Semua pernyataan dari variabel perilaku etis, orientasi etis dan
profesionalisme pada penelitian ini menunjukkan bahwa nilai koefisien
korelasinya lebih besar dari 0.3. Hal ini berarti semua pernyataan yang
berjumlah 51 butir dari 84 responden dapat dinyatakan valid. Data yang
telah valid tersebut layak dipakai penulis pada pengujian selanjutnya
dalam penelitian ini.
Uji Reliabilitas
![](file:///C:/Users/user/AppData/Local/Temp/msohtmlclip1/01/clip_image006.jpg)
Uji Normalitas
![](file:///C:/Users/user/AppData/Local/Temp/msohtmlclip1/01/clip_image008.jpg)
Pengujian terakhir dalam penelitian ini
adalah pengujian hipotesis yang menggunakan Independent Sample T-Test.
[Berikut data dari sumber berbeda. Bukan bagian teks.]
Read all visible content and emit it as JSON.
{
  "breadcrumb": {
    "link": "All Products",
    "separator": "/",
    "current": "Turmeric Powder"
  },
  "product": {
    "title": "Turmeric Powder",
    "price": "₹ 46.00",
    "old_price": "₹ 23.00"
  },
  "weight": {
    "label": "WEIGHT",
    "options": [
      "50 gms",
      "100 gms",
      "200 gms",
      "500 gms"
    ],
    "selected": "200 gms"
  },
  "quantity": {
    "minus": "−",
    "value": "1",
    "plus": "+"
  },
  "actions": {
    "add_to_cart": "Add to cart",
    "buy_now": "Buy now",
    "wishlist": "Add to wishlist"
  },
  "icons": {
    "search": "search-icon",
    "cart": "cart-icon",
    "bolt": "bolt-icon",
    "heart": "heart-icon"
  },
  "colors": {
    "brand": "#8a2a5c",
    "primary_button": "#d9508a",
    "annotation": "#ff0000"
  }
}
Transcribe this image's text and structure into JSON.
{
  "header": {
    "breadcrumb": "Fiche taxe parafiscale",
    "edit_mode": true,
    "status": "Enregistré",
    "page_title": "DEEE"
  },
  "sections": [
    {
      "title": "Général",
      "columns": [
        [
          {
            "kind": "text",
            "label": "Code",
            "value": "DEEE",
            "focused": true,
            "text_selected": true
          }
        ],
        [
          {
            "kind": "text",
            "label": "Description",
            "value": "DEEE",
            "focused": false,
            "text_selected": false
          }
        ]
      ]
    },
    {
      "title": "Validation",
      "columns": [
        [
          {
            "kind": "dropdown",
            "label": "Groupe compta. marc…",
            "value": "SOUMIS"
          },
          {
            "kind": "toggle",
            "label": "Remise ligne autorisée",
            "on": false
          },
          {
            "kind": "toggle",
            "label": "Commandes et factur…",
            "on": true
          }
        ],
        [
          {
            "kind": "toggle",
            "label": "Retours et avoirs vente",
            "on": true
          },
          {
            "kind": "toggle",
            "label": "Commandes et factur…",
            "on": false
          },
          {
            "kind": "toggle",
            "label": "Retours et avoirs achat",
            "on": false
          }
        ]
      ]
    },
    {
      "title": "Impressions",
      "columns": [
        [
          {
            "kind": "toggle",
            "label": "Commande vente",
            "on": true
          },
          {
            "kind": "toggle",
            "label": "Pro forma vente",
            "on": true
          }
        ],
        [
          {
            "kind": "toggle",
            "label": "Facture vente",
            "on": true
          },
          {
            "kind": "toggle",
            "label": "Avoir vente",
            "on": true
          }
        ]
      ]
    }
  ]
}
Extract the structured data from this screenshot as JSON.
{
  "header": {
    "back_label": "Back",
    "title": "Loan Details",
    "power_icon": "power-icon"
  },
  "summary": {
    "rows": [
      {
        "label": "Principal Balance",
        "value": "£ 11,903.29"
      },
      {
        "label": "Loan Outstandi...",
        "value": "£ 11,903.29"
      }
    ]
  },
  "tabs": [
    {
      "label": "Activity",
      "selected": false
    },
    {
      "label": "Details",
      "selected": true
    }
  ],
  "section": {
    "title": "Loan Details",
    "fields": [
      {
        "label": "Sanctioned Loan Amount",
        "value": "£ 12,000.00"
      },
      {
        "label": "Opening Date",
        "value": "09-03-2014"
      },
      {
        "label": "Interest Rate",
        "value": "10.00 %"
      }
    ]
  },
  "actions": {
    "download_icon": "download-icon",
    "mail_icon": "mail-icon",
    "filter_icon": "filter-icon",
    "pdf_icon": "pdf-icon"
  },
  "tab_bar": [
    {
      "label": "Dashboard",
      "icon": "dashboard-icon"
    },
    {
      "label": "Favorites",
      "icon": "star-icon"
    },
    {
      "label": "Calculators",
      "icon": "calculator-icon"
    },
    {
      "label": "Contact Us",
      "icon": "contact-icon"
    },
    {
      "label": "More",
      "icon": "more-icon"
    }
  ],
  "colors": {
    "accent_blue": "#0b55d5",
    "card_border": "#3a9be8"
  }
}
Hal ini dikarenakan penelitian ini menguji tentang perbedaan antara responden
pria sebanyak 40 orang dan wanita sebanyak 44 orang terhadap variabel perilaku
etis, orientasi etis dan profesionalisme. Pengujian hipotesis dengan Independent
Sample T-Test digunakan untuk menguji signifikansi beda rata-rata dua
kelompok yang tidak berhubungan satu sama lain terkait variabel-variabel tersebut
(Ghozali, 2006). Penarikan kesimpulan hipotesis dilihat dari hasil perbandingan
tingkat signifikan uji T sebesar 0.05. Langkah pertama yang harus dilakukan
dalam mengintepretasikan hasil uji T adalah mengidentifikasikan terlebih dahulu
nilai signifikansi pada uji Levene.
Pada Tabel 5, variabel perilaku etis
memiliki nilai signifikansi dari Uji Levene lebih besar dari batas toleransi
0.05, yaitu sebesar 0.111. Hal ini menunjukkan bahwa data perilaku etis antara
auditor pria dan wanita memiliki varians yang sama. Nilai signikansi uji T pada
equal variances assumed juga menunjukkan nilai yang lebih besar dari
taraf signifikansi 0.05, yaitu sebesar 0.996. Hasil analisis uji T pada
variabel perilaku etis ini menyatakan bahwa tidak ada perbedaan perilaku etis
antara auditor pria dan wanita. Variabel orientasi etis memiliki nilai
signifikansi uji Levene yang lebih besar dari batas toleransi 0.05, yaitu sebesar
0.583. Hasil uji Levene ini menetapkan bahwa data orientasi etis memiliki
varians yang sama antara auditor pria dan wanita. Uji T pada variabel ini
memberikan nilai signifikan yang lebih besar dari taraf signifikansi 0.05. Hal ini
dapat dilihat pada nilai signifikan T – Test dari equal variances
assumed sebesar 0.279. Nilai uji T yang lebih besar dari taraf signifikan
tersebut menunjukkan bahwa tidak terdapat perbedaan orientasi etis antara
auditor pria dan wanita. Uji Levene pada variabel profesionalisme juga menunjukkan
nilai signifikansi sebesar 0.626 yang lebih besar dari batas toleransi 0.05.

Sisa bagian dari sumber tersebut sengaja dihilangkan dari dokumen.